Follow-up studies and reassessment
Since the results of NASCIS trials have been published, there has been significant controversy over the results. There have been many criticisms of the studies including the study design, determination of timing of therapy, and the statistical analysis performed. The use of post hoc analysis of subgroups raises the possibility that the statistically significant results were random events. The fact that only right-sided motor scores were reported, while bilateral sensory scores were reported, has raised questions. The statistics performed were only done on one-third of the patients enrolled due to exclusion criteria, which reduced the power of the study. In addition, there was not a standard medical or surgical treatment regimen for patients in the study.
The higher motor and sensory scores for patients receiving methylprednisolone do not necessarily correlate with significant, life-altering improvement as the functional scores remained the same. In addition, those differences in recovery were only seen in those patients with complete SCI (i.e., loss of both motor function and sensation).

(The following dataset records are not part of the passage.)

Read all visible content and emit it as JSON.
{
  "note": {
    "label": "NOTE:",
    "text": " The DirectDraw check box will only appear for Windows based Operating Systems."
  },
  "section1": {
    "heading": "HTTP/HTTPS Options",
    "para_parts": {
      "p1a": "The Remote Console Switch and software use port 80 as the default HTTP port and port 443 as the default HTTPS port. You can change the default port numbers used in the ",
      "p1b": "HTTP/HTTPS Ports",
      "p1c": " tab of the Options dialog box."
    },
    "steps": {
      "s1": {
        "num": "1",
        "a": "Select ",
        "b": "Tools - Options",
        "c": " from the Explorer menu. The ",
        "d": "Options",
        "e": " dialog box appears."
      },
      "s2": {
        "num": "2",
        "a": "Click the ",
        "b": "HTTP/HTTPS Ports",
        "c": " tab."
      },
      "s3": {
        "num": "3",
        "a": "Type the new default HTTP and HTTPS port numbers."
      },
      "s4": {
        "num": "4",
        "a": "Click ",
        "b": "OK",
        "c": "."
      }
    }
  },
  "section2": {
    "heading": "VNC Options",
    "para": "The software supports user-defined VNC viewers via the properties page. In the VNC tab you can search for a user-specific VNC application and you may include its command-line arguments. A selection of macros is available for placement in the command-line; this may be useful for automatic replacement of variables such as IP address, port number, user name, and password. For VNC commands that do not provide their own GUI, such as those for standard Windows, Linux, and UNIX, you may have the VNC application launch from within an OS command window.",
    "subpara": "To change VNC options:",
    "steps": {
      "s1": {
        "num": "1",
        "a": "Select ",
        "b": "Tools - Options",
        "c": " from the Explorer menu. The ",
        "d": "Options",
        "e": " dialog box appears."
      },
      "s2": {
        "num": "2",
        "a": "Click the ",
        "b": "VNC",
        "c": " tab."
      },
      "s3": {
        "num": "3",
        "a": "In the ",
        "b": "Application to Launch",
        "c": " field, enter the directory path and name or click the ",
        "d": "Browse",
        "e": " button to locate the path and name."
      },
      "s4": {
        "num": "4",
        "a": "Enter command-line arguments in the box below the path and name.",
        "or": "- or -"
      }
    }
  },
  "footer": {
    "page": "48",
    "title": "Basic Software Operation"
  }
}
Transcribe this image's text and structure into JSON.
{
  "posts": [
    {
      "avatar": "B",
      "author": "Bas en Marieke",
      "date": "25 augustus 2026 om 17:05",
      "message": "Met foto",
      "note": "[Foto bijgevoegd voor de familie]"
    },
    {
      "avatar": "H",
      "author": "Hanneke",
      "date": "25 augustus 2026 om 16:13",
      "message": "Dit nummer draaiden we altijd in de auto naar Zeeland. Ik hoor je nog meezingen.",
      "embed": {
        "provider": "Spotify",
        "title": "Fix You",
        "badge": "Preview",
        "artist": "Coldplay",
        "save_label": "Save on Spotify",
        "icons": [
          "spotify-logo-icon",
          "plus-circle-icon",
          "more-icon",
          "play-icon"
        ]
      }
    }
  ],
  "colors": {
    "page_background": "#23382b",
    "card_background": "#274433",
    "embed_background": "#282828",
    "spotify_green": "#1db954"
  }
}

Several other studies have been performed, but none could reproduce the findings from the initial studies. However, there has been evidence that those treated with methylprednisolone have an increased risk of complications including pneumonia, sepsis, and death due to respiratory complications [11–14].
The controversy surrounding the results has brought into question the use of steroids as standard of care. In fact, many hospitals no longer use steroids in cases of spinal trauma.